Opponents of Prop 19 warn its passage would:
-- ban pre-employment marijuana testing, which could impact the public by affecting bus companies, airlines and other public transportation. The text of Prop 19 says employers can take action on employees only if it can be proven an individual's pot smoking "impairs job performance."
-- allow workplace marijuana smoking breaks.
-- increase the number of drugged drivers on the road. Prop 19 forbids the consumption of marijuana by drivers while the car "is being operated" but permits marijuana consumption before a person drives. There is no alcohol-type breathalyzer test for marijuana. Also, passengers would be allowed to smoke pot while the car is moving.
-- create a black market for cheaper marijuana.
-- allow residents to grow marijuana plants in their back or front yards, all with the protection of state law. An individual's marijuana crop must be no bigger than 25 square feet.
-- increase drug trafficking elsewhere, particularly into other states where marijuana is not legal.
-- increase the amount of in-state crime and necessary law enforcement. Police officers opposed to Prop 19 say that as the number of marijuana users increases, crime by those under the influence will increase.

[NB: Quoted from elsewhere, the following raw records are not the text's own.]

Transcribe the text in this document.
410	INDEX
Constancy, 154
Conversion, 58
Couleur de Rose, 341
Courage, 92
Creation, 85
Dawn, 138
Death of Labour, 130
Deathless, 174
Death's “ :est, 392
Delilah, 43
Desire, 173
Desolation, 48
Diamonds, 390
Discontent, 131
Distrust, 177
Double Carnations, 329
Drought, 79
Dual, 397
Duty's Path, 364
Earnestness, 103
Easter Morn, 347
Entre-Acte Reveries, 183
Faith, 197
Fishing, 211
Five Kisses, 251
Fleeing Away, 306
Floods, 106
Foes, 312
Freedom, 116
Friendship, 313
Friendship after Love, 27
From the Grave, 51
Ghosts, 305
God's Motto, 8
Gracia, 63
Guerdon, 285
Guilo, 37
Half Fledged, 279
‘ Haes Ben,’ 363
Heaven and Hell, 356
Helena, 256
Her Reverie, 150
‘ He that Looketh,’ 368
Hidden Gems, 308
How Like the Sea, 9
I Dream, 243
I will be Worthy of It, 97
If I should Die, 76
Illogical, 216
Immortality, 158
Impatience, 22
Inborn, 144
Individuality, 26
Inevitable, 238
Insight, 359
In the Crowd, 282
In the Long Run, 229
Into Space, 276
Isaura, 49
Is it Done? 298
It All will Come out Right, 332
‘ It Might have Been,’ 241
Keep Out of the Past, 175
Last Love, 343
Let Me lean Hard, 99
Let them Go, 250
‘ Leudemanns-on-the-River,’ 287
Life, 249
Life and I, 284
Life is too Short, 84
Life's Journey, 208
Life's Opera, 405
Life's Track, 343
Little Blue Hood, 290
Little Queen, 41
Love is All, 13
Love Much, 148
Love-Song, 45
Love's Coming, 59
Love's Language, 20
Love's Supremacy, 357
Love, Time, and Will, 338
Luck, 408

-- increase the number of teen users. After Alaska's Supreme Court ruled in 1975 that individual possession of marijuana was legal, teen use of pot rose to more than twice the national average, despite the fact teens still were prohibited under law to smoke it. This year, the federal government's annual National Survey of Drug Use and Health showed that teen marijuana usage was up in 2009, with 7.3 percent of teens (ages 12-17) saying they had used marijuana in the past month, compared to 6.7 percent in 2008. The report also said the overall drug usage rate was up -- a stat it said was driven largely by an increase in marijuana usage.